CNN to output percentage of 2 class


i'm a beginner in the argument. I have this problem: I have to classify the percentage of 2 class in each frame of a video. I created a small dataset with about 500 images (250 of each class), and a CNN with these layers:

model = tf.models.Sequential()
model.add(tf.layers.Conv2D(32, kernel_size=(3, 3), activation='relu',input_shape=(224,224,3)))
model.add(tf.layers.MaxPooling2D((2, 2)))
model.add(tf.layers.Conv2D(64, (3, 3), activation='relu'))
model.add(tf.layers.MaxPooling2D((2, 2)))
model.add(tf.layers.Conv2D(128, kernel_size=(3, 3), activation='relu'))
model.add(tf.layers.MaxPooling2D((2, 2)))
model.add(tf.layers.Conv2D(256, kernel_size=(3, 3), activation='relu'))
model.add(tf.layers.MaxPooling2D((2, 2)))
model.add(tf.layers.Flatten())
model.add(tf.layers.Dense(512, activation='relu'))
model.add(tf.layers.Dropout(0.2))
model.add(tf.layers.Dense(2,activation='sigmoid'))
model.summary()
model.compile(loss='binary_crossentropy', optimizer=tf.optimizers.Adam(learning_rate=0.00001), metrics=['accuracy'])

1)It's better for the problem use binary_crossentropy + sigmoid or binary_crossentropy + softmax?

2)Then it's better to use transfer learning/fine tuning or build CNN from scratch like this?

3)I'm using ImageDataGenerator for DataAugmentation because the small dataset, it's right?
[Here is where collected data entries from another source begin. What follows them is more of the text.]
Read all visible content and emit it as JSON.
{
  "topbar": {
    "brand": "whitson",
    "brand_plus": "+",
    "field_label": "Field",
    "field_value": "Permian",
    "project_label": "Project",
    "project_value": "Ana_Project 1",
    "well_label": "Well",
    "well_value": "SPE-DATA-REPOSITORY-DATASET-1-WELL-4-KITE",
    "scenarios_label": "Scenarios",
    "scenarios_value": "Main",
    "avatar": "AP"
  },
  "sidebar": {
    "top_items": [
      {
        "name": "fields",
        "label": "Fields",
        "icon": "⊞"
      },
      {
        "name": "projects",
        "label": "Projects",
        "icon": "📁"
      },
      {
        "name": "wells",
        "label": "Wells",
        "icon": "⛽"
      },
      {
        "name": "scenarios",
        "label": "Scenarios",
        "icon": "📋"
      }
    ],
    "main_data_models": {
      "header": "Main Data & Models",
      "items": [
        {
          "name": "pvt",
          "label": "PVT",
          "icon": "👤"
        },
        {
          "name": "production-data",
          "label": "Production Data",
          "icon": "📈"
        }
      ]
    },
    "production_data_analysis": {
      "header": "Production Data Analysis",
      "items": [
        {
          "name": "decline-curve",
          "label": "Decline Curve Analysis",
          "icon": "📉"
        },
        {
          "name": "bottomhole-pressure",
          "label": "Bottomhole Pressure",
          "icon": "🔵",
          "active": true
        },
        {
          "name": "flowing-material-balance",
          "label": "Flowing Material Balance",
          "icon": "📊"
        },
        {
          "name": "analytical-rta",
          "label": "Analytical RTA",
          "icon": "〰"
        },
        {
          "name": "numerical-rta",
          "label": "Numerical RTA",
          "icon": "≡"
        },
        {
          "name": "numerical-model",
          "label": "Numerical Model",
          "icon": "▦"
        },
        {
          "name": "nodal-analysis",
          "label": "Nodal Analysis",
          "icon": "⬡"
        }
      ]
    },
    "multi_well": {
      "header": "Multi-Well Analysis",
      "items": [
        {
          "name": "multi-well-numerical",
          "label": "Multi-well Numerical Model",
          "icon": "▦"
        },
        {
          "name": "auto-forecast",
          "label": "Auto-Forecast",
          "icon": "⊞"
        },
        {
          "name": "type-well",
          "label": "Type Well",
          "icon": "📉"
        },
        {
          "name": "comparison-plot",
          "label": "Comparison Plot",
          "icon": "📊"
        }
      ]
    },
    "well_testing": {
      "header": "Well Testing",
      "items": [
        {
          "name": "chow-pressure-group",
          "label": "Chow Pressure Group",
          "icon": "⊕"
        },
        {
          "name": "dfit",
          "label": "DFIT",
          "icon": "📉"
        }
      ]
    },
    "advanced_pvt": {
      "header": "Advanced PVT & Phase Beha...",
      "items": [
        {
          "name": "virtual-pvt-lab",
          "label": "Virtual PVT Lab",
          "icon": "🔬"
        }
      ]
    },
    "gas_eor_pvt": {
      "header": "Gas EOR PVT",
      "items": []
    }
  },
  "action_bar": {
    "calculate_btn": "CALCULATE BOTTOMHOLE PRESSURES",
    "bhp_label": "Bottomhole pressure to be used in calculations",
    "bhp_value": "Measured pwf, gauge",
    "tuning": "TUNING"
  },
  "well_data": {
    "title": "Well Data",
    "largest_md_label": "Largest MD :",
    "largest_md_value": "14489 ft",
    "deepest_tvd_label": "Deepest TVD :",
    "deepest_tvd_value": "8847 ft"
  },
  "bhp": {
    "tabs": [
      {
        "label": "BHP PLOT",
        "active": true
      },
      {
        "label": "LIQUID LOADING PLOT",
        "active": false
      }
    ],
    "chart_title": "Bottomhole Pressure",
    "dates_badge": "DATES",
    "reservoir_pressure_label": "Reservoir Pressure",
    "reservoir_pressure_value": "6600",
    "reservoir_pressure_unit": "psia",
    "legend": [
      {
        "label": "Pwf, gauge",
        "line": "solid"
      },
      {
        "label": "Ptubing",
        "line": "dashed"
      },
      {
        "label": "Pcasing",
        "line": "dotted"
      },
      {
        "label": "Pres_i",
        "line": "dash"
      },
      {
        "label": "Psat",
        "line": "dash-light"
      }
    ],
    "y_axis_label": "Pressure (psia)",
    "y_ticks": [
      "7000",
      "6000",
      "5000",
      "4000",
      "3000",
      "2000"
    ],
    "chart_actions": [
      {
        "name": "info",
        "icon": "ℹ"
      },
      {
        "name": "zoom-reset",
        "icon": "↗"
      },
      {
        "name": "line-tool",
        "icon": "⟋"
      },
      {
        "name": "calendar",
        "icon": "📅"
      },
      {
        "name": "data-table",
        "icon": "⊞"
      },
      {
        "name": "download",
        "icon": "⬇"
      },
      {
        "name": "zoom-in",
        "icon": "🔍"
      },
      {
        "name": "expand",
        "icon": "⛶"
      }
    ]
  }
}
4)Which values I can use for batch_size, steps_per_epochs,learning_rate...I noticed that the model accuracy goes early to 1.0 with val_accuracy, and in the predictions doesn't return the correct percentage of each class, but return values like [9.999e-1 4.444e-5]


Solution

    1. Since, yours is a binary classification, go with sigmoid. Softmax is for multi-class (>2).
    2. It is always better to use transfer learning. Go with VGG16, ResNet, Inception and others.
    3. Yes, in case of small datasets, data augmentation helps a lot.
    4. You need to use one neuron in the last layer rather than 2. Since, in one neuron, if value is greater than 0.5, it will be considered as class 1 otherwise 0. If you want to stick with two neurons, then, for getting your answer, you should take np.argmax of the prediction, in the example you have given, pred = [9.999e-1 4.444e-5], the predicted class is 0, as pred[0] > pred[1].